• Question: why do some people with dementia live in the past? what happens to the brain cells? do they just lose thread or do the cells die?

    Asked by BBshorty to Chris, Josh, Rebecca, Rob, Susan on 21 Jun 2015.
    • Photo: Susan Cartwright

      Susan Cartwright answered on 21 Jun 2015:


      To answer the last question first, the brain cells die. IN Alzheimer’s disease, the commonest form of dementia, abnormal structures called neurofibrillary tangles and amyloid plaques form in the brain, damaging connections between brain cells and eventually causing cell death. These structures are made by proteins that do occur normally in the brain, but in these cases are folded up wrongly and cause damage. A misfolded protein, albeit a different one, is also the cause of Creutzfeld-Jakob disease (mad cow disease).

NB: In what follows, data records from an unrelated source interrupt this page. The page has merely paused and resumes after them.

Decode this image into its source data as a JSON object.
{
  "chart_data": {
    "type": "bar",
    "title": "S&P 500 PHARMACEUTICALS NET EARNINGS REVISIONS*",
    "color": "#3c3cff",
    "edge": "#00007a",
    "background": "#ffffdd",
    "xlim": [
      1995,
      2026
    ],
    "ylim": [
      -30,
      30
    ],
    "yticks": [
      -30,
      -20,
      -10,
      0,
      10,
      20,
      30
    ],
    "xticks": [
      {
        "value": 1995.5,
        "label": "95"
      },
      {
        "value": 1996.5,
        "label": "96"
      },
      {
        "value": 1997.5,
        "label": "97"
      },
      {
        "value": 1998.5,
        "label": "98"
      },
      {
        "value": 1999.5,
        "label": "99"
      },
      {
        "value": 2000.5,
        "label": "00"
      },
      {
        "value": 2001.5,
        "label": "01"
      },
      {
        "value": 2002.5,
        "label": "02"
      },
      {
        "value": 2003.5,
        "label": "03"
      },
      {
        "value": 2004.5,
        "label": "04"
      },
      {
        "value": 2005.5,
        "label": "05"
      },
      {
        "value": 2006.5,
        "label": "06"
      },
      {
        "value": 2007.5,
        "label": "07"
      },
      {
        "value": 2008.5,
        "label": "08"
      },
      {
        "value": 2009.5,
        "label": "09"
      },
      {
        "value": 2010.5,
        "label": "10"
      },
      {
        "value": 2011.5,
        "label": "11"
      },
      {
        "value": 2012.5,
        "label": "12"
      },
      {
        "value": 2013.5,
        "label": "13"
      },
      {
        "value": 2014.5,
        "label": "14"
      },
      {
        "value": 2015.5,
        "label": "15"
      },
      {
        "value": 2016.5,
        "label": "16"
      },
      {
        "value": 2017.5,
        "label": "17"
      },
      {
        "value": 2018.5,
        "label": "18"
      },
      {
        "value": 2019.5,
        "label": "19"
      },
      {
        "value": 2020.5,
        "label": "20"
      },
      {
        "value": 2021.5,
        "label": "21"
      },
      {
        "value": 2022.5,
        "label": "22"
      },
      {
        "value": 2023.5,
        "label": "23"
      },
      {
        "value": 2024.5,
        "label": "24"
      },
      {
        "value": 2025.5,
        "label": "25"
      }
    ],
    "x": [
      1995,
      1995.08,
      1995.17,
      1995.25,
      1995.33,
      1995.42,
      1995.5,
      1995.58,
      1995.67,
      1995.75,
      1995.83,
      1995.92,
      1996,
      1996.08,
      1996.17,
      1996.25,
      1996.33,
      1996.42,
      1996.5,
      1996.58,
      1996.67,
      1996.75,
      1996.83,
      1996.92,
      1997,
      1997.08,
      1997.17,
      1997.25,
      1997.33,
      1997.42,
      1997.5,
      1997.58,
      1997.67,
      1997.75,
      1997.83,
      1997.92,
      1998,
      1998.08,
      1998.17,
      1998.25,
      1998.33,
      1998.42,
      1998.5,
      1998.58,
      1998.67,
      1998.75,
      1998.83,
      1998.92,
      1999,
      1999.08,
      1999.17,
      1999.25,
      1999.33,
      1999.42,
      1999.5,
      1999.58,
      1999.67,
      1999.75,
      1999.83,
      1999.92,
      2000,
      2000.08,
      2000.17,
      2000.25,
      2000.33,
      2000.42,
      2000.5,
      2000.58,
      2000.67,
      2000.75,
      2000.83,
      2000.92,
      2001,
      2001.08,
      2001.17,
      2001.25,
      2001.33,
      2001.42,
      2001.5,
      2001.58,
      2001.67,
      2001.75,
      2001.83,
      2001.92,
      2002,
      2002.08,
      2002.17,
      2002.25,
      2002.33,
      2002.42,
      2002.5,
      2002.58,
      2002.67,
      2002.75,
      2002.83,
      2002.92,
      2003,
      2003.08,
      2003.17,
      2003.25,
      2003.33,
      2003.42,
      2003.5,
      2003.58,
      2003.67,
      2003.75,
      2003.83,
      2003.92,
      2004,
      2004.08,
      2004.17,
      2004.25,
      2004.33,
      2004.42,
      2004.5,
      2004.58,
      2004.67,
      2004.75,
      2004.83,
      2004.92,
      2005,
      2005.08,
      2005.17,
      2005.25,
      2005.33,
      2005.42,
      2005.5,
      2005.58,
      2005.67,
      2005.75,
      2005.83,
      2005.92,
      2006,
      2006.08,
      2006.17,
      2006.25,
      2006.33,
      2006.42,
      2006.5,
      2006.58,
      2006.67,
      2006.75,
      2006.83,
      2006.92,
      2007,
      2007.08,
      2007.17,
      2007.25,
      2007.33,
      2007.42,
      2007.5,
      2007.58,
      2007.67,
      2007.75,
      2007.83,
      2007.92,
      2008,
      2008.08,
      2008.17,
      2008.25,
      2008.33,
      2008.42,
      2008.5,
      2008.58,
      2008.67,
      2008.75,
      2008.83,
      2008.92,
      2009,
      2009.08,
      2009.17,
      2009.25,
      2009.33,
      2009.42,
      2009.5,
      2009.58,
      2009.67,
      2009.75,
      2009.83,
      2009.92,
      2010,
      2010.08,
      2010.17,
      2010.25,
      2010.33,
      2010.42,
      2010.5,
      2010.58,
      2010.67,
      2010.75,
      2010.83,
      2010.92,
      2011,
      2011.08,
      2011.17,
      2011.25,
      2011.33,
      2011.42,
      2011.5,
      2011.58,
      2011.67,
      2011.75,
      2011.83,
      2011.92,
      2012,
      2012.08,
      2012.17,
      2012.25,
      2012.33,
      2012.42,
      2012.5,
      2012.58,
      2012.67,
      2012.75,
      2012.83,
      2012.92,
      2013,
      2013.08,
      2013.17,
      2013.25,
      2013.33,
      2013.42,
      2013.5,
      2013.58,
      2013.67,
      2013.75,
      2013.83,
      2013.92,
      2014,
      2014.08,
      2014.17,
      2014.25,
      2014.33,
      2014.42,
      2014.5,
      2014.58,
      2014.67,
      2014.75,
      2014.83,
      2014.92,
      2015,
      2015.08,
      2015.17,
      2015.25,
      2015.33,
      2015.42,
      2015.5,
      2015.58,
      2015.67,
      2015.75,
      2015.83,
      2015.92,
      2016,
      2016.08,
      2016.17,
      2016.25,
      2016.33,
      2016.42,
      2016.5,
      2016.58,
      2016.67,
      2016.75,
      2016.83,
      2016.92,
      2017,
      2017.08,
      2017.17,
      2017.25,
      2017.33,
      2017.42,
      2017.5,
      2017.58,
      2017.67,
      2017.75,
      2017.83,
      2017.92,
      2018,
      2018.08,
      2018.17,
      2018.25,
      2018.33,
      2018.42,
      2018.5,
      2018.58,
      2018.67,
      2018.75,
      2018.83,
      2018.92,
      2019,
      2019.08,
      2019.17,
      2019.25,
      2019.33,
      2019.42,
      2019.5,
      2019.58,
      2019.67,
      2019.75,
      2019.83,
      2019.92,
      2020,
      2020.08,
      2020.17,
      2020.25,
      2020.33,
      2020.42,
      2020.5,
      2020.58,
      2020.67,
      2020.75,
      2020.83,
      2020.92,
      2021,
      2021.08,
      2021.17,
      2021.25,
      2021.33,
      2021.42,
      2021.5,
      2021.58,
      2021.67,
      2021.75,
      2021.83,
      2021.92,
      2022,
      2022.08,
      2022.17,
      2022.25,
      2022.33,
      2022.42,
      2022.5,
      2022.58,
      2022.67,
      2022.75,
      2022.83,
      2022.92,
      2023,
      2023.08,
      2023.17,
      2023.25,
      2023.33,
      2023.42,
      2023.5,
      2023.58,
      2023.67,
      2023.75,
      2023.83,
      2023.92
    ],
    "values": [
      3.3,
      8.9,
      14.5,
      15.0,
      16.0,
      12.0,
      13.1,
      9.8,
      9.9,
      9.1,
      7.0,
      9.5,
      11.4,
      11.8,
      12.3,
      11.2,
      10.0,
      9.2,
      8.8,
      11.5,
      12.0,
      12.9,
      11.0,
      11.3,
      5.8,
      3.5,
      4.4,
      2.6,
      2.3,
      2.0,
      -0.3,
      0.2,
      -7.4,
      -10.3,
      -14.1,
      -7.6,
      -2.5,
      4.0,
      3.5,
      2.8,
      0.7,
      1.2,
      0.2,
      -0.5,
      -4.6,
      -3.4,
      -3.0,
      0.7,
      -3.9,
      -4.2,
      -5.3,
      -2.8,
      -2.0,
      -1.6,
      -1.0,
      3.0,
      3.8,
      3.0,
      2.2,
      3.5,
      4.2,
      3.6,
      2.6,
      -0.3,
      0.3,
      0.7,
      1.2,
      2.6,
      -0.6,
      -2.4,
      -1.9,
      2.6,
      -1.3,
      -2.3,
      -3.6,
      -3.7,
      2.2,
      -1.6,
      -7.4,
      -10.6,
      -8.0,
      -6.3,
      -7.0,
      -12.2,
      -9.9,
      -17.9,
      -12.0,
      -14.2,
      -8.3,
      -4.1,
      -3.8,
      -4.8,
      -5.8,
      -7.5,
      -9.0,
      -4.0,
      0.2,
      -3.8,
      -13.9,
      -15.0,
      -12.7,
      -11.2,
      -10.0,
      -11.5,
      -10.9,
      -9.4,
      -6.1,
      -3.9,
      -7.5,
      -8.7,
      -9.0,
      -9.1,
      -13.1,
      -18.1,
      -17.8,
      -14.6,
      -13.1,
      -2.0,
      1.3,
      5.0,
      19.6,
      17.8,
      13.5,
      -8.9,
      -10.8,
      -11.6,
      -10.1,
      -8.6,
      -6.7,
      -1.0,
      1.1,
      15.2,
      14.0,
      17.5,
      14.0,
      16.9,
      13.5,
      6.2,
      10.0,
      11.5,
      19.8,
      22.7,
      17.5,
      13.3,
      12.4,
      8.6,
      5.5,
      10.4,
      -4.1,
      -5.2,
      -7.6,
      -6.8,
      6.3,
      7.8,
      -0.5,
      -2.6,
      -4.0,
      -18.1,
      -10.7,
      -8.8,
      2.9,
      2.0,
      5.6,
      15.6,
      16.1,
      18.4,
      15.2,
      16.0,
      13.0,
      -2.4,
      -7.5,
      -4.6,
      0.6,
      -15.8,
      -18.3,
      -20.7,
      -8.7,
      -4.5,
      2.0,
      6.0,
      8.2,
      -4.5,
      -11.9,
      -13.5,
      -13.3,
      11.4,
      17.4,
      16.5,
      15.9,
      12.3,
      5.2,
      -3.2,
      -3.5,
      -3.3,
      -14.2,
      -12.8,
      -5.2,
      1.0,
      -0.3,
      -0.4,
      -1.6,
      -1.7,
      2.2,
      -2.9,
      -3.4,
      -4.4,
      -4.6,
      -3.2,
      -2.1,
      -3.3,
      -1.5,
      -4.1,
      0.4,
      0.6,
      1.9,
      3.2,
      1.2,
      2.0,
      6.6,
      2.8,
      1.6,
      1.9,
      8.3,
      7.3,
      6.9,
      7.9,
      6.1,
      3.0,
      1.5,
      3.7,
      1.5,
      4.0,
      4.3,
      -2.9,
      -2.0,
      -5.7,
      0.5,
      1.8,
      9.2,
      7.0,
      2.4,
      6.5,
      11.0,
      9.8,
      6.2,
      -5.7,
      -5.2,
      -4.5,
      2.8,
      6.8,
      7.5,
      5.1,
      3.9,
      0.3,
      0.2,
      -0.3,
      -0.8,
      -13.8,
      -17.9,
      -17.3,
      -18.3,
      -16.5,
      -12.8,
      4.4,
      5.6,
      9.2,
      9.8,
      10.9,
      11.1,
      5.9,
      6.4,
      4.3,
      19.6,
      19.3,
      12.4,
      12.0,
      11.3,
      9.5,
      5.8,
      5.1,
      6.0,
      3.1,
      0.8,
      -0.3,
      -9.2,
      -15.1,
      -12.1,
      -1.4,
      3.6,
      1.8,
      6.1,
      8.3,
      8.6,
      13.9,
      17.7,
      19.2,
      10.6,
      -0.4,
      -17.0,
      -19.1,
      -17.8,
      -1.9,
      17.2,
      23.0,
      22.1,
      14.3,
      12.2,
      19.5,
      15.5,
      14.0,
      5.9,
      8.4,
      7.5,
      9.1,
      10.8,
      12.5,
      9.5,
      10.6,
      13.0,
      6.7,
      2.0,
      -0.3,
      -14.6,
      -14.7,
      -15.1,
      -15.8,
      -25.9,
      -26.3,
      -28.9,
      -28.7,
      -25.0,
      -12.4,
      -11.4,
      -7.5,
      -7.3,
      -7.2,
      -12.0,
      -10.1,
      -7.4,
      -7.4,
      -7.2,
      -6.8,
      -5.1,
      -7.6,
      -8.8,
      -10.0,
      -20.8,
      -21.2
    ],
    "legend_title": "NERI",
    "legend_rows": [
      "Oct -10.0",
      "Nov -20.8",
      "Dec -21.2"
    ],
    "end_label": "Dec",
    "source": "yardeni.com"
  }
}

      The reason that patients with dementia often seem to live in the past is that for some reason these damaging structures form preferentially in the regions of the brain associated with learning new facts and laying down new memories. Recent memories are stored preferentially in certain parts of the brain, particularly parts called the hippocampus and entorhinal cortex, whereas older memories are stored in a much more distributed fashion over the whole of the cortex (the outer layer of the brain, which is the bit you think with). Alzheimer’s disease strikes first in the region of the hippocampus, so it tends to destroy recent memories and the ability to form new memories and learn new tasks, while initially leaving older memories reasonably intact. Since the only memories the person can reliably recall are old ones, the person feels as though he or she is living at the time those memories were laid down – so, for example, your grandmother may forget that your grandfather is dead, or mistake your father for your grandfather (because in her accessible memories, her husband is still a younger man).